Verhaltensökonom mit Vorschlag über Nachteile

Sollte es in Deutschlands Krankenhäusern in der nächsten Welle zu einer Überfüllung kommen, so käme es zu einer Triage – der Entscheidung, wer behandelt werden kann und wer nicht. Nun hat der Verhaltensökonom Marcus Schreiber darin einen Anreiz entdeckt, um die Impfquote in Deutschland zu erhöhen.

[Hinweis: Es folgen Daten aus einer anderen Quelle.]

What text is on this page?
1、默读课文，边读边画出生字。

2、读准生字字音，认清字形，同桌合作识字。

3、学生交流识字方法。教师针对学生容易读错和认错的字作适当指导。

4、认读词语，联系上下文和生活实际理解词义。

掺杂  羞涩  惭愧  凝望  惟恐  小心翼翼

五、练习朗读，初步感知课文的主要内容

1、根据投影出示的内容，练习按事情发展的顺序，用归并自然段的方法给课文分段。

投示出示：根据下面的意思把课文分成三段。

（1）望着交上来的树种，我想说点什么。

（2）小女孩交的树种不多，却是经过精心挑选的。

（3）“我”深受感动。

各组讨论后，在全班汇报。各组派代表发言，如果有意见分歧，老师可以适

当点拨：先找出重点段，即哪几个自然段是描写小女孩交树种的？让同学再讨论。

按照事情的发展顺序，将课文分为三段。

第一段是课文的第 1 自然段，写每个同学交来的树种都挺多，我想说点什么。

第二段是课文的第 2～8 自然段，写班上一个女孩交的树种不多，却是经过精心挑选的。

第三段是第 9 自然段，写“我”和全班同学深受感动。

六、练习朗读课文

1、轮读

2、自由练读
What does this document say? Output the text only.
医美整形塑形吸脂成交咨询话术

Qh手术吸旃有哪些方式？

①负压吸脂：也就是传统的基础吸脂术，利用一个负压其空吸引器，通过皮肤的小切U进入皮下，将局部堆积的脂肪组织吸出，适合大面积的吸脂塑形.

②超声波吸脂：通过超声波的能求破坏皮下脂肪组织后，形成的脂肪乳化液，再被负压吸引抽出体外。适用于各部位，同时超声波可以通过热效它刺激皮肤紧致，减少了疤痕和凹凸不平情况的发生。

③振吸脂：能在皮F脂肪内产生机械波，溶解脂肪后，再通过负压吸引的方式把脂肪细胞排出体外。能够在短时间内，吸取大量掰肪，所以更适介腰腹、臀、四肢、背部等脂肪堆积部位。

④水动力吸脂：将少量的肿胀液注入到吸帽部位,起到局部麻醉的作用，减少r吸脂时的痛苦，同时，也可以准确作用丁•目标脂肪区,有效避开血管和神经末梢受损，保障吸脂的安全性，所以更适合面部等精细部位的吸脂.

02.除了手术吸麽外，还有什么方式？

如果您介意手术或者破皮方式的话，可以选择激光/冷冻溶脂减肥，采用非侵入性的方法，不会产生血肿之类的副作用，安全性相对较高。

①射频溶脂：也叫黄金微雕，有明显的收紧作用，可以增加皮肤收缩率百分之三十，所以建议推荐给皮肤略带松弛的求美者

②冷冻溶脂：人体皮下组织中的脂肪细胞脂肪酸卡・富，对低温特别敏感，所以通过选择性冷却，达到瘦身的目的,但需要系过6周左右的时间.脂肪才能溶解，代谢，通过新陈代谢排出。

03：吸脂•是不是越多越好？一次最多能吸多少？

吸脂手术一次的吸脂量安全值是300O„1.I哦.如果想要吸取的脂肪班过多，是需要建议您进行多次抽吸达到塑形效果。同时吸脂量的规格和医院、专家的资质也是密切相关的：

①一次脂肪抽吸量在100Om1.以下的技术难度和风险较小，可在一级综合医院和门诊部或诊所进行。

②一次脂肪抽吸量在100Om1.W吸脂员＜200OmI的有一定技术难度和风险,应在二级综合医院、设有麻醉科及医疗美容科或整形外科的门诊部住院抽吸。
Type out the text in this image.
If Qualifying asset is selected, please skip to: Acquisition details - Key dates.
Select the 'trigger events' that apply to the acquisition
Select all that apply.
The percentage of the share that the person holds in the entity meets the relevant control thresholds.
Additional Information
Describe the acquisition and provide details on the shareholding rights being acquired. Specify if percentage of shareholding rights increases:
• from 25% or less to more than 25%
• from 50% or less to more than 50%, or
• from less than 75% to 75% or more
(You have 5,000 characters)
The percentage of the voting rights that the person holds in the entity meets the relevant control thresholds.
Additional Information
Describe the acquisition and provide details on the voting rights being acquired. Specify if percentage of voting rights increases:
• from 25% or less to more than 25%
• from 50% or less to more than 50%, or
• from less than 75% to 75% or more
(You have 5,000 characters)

Interview: Ab dem 1. Dezember wird neu entschieden – wenn es nach diesem Vorschlag geht

Im Interview mit dem „Spiegel“ schlägt er vor, dass Ungeimpfte im Zweifel leer ausgehen sollten. „Wenn Sie sagen: Ab dem 1. Dezember gibt es eine klare Triage-Regelung in unseren Krankenhäusern. Wenn die Krankenhäuser voll sind, gibt es Vorfahrt für Geimpfte. Das wäre eine Keule, mit der viele Zögerer wohl zu einer Entscheidung gezwungen werden könnten.“

Die Debatte, so die „Welt“, wird seit Wochen bereits in der Schweiz geführt. Der Berner Impfchef Gregor Kaczala hätte diese Idee Anfang September formullert. „Wenn man im Leben A sagt, sagt man auch B“, so plädierte er im Fall der Triage für die nachrangige Behandlung.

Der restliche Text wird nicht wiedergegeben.